Section titled “キャッシュ設計はコンテンツごとに異なる”
コンテンツキャッシュ方針の例注意点
ロゴ・画像長めに保持更新時はファイル名変更が有効
CSS・JavaScript長めに保持ビルド時にハッシュ付きURLを使う
ニュース一覧短め・再検証更新反映時間を決める
記事本文更新頻度に応じる予約公開や修正反映を考慮
ログイン後ページ原則慎重他利用者の内容をキャッシュしない
フォーム完了画面キャッシュしない場合が多い再送信・個人情報に注意
APIレスポンス内容に応じる権限・最新性・障害時を考慮

「すべてキャッシュする」「すべてキャッシュしない」ではなく、データの性質と更新要件で分けます。

  • 独自ドメインがCDNへ向いているか
  • HTTPS証明書が設定されているか
  • オリジンへ直接アクセスできる必要があるか
  • キャッシュ対象・対象外が整理されているか
  • CMS更新の反映時間が要件を満たすか
  • WAF導入の目的とルールを決めているか
  • 古いサイトのキャッシュが残らないか
  • DNS切替とCDN設定の順序は正しいか
  • 404・500等のエラーページを確認したか
  • WAFが正常なフォームやCMS通信を遮断していないか
  • キャッシュ削除の権限を持つ担当がいるか
  • キャッシュヒット率やオリジン負荷を監視するか
  • WAFで遮断が増えた場合に誰が判断するか
  • 緊急更新時のパージ手順があるか
  • CDN障害時に切り離すか、そのまま待つか
  • ログをどこまで保存するか
  • CDNを導入する目的を説明できる
  • オリジンの場所と管理者を把握している
  • キャッシュ対象・対象外をコンテンツごとに整理している
  • TTLと更新反映時間の要件が一致している
  • 緊急時のキャッシュ削除手順と権限を決めている
  • CMS更新から本番反映までの経路を図示している
  • WAF導入の目的と保護対象を決めている
  • WAFの誤検知時の対応手順がある
  • CDN・WAFのログ確認担当を決めている
  • オリジンへの直接アクセス可否を確認している
  • CDN・WAFの費用と契約者を確認している

「CDNを導入すれば必ず速くなる」

Section titled “「CDNを導入すれば必ず速くなる」”

設定、ファイル容量、オリジン応答、JavaScript、外部タグなどによっては、CDNだけでは改善しません。

「キャッシュを長くすればよい」

Section titled “「キャッシュを長くすればよい」”

長期間キャッシュすると高速になりますが、更新の反映が遅れる可能性があります。コンテンツの性質に応じた設計が必要です。

「WAFを入れれば脆弱性診断や更新は不要」

Section titled “「WAFを入れれば脆弱性診断や更新は不要」”

WAFはアプリケーション自体の修正、権限管理、アップデート、診断の代わりにはなりません。

「キャッシュ削除は制作担当なら誰でもできる」

Section titled “「キャッシュ削除は制作担当なら誰でもできる」”

本番配信に影響する操作です。権限、承認、対象範囲、実施記録を決める必要があります。

「更新が見えなければブラウザの再読み込みで解決する」

Section titled “「更新が見えなければブラウザの再読み込みで解決する」”
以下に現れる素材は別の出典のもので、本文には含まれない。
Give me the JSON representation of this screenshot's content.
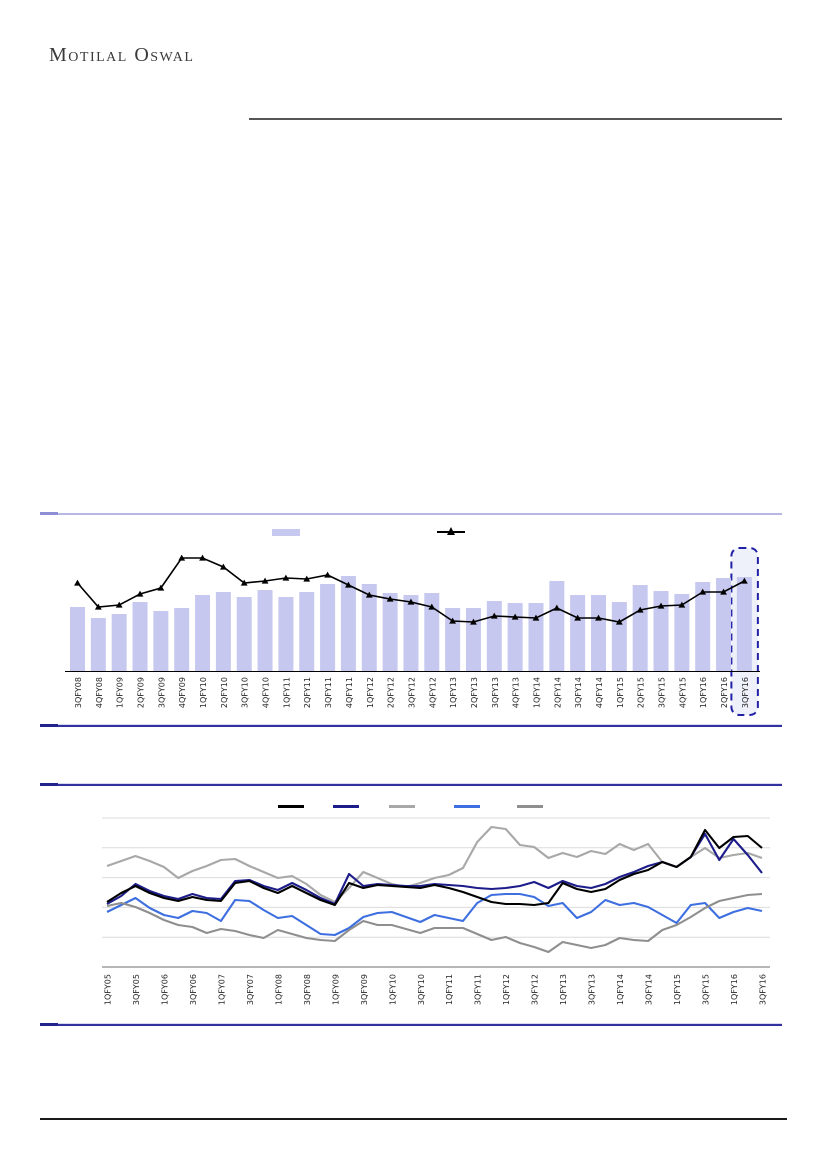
{
  "header": {
    "logo": "Motilal Oswal"
  },
  "colors": {
    "header_rule": "#565656",
    "section_rule_light": "#b7b7e4",
    "section_rule_dark": "#31319f",
    "footer_rule": "#1a1a1a",
    "tick_label": "#262626",
    "grid": "#dcdcdc",
    "axis": "#8c8c8c"
  },
  "chart_data": [
    {
      "type": "bar",
      "subtype": "bar-with-line-overlay",
      "title": "",
      "categories": [
        "3QFY08",
        "4QFY08",
        "1QFY09",
        "2QFY09",
        "3QFY09",
        "4QFY09",
        "1QFY10",
        "2QFY10",
        "3QFY10",
        "4QFY10",
        "1QFY11",
        "2QFY11",
        "3QFY11",
        "4QFY11",
        "1QFY12",
        "2QFY12",
        "3QFY12",
        "4QFY12",
        "1QFY13",
        "2QFY13",
        "3QFY13",
        "4QFY13",
        "1QFY14",
        "2QFY14",
        "3QFY14",
        "4QFY14",
        "1QFY15",
        "2QFY15",
        "3QFY15",
        "4QFY15",
        "1QFY16",
        "2QFY16",
        "3QFY16"
      ],
      "series": [
        {
          "name": "bar-series",
          "type": "bar",
          "color": "#c7c8ef",
          "values": [
            64,
            53,
            57,
            69,
            60,
            63,
            76,
            79,
            74,
            81,
            74,
            79,
            87,
            95,
            87,
            78,
            76,
            78,
            63,
            63,
            70,
            68,
            68,
            90,
            76,
            76,
            69,
            86,
            80,
            77,
            89,
            93,
            94
          ]
        },
        {
          "name": "line-series",
          "type": "line",
          "color": "#000000",
          "marker": "triangle",
          "values": [
            88,
            64,
            66,
            77,
            83,
            113,
            113,
            104,
            88,
            90,
            93,
            92,
            96,
            86,
            76,
            72,
            69,
            64,
            50,
            49,
            55,
            54,
            53,
            63,
            53,
            53,
            49,
            61,
            65,
            66,
            79,
            79,
            90
          ]
        }
      ],
      "ylabel": "",
      "xlabel": "",
      "y_axis_labels_visible": false,
      "value_units": "relative-estimate",
      "highlight_category": "3QFY16",
      "highlight_style": {
        "border": "#2222a8",
        "fill": "#eef0fa",
        "dashed": true
      },
      "legend": [
        {
          "label": "",
          "swatch": "bar",
          "color": "#c7c8ef"
        },
        {
          "label": "",
          "swatch": "line-triangle-marker",
          "color": "#000000"
        }
      ],
      "legend_position": "top"
    },
    {
      "type": "line",
      "title": "",
      "x_tick_labels": [
        "1QFY05",
        "3QFY05",
        "1QFY06",
        "3QFY06",
        "1QFY07",
        "3QFY07",
        "1QFY08",
        "3QFY08",
        "1QFY09",
        "3QFY09",
        "1QFY10",
        "3QFY10",
        "1QFY11",
        "3QFY11",
        "1QFY12",
        "3QFY12",
        "1QFY13",
        "3QFY13",
        "1QFY14",
        "3QFY14",
        "1QFY15",
        "3QFY15",
        "1QFY16",
        "3QFY16"
      ],
      "points_per_series": 47,
      "tick_every_n_points": 2,
      "series": [
        {
          "name": "series-3",
          "color": "#a8a8a8",
          "values": [
            101,
            106,
            111,
            106,
            100,
            89,
            96,
            101,
            107,
            108,
            101,
            95,
            89,
            91,
            83,
            72,
            65,
            79,
            95,
            89,
            83,
            80,
            84,
            89,
            92,
            99,
            125,
            140,
            138,
            122,
            120,
            109,
            114,
            110,
            116,
            113,
            123,
            117,
            123,
            105,
            100,
            110,
            119,
            109,
            112,
            114,
            109
          ]
        },
        {
          "name": "series-4",
          "color": "#3e6fe0",
          "values": [
            55,
            62,
            69,
            59,
            52,
            49,
            56,
            54,
            46,
            67,
            66,
            57,
            49,
            51,
            42,
            33,
            32,
            39,
            50,
            54,
            55,
            50,
            45,
            52,
            49,
            46,
            64,
            72,
            73,
            73,
            70,
            61,
            64,
            49,
            55,
            67,
            62,
            64,
            60,
            52,
            44,
            62,
            64,
            49,
            55,
            59,
            56
          ]
        },
        {
          "name": "series-5",
          "color": "#8f8f8f",
          "values": [
            61,
            64,
            60,
            54,
            47,
            42,
            40,
            34,
            38,
            36,
            32,
            29,
            37,
            33,
            29,
            27,
            26,
            37,
            46,
            42,
            42,
            38,
            34,
            39,
            39,
            39,
            33,
            27,
            30,
            24,
            20,
            15,
            25,
            22,
            19,
            22,
            29,
            27,
            26,
            37,
            42,
            50,
            59,
            66,
            69,
            72,
            73
          ]
        },
        {
          "name": "series-2",
          "color": "#1c1c8a",
          "values": [
            63,
            71,
            83,
            76,
            71,
            68,
            73,
            69,
            68,
            86,
            87,
            81,
            77,
            84,
            77,
            69,
            63,
            93,
            81,
            83,
            82,
            81,
            81,
            83,
            82,
            81,
            79,
            78,
            79,
            81,
            85,
            79,
            86,
            81,
            79,
            83,
            90,
            95,
            101,
            105,
            100,
            110,
            133,
            107,
            128,
            112,
            94
          ]
        },
        {
          "name": "series-1",
          "color": "#000000",
          "values": [
            65,
            74,
            81,
            74,
            69,
            66,
            70,
            67,
            66,
            84,
            86,
            79,
            74,
            81,
            74,
            67,
            62,
            84,
            79,
            82,
            81,
            80,
            79,
            82,
            79,
            75,
            70,
            65,
            63,
            63,
            62,
            64,
            84,
            78,
            75,
            78,
            87,
            93,
            97,
            105,
            100,
            110,
            137,
            119,
            130,
            131,
            119
          ]
        }
      ],
      "y_axis_labels_visible": false,
      "value_units": "relative-estimate",
      "gridlines": 5,
      "grid_on": true,
      "legend": [
        {
          "label": "",
          "color": "#000000"
        },
        {
          "label": "",
          "color": "#1c1c8a"
        },
        {
          "label": "",
          "color": "#a8a8a8"
        },
        {
          "label": "",
          "color": "#3e6fe0"
        },
        {
          "label": "",
          "color": "#8f8f8f"
        }
      ],
      "legend_position": "top"
    }
  ]
}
CDN、ビルド、API、CMS公開状態などが原因の場合、利用者側の再読み込みだけでは解決しません。

Q1. CDNのオリジンとは何でしょうか。

Section titled “Q1. CDNのオリジンとは何でしょうか。”
回答と解説 CDNが元の正しいファイルやレスポンスを取得する配信元です。S3、Webサーバー、アプリケーションなどがオリジンになり得ます。

Q2. キャッシュヒットとキャッシュミスの違いは何でしょうか。

Section titled “Q2. キャッシュヒットとキャッシュミスの違いは何でしょうか。”
回答と解説 キャッシュヒットはCDN等に保存済みの内容を返せる状態です。キャッシュミスは保存されておらず、オリジンから取得する状態です。

Q3. WAFがあれば、CMSの管理者権限を全員へ付与してもよいでしょうか。

Section titled “Q3. WAFがあれば、CMSの管理者権限を全員へ付与してもよいでしょうか。”
回答と解説 よくありません。WAFは通信を監視・遮断する仕組みであり、CMS内の権限設計の代わりにはなりません。

Q4. ニュースを更新したのに古い内容が表示される場合、どこを確認しますか。

Section titled “Q4. ニュースを更新したのに古い内容が表示される場合、どこを確認しますか。”
回答と解説 CMSの公開状態、ビルド・デプロイ、API、CDNキャッシュ、ブラウザキャッシュ、予約時刻などを順に確認します。

Q5. WAFが正常な問い合わせ送信を遮断した場合、何が必要ですか。

Section titled “Q5. WAFが正常な問い合わせ送信を遮断した場合、何が必要ですか。”
回答と解説 WAFログで該当通信を確認し、安全性を判断したうえでルール調整や例外設定を行います。判断者、変更権限、再テスト手順を事前に決めます。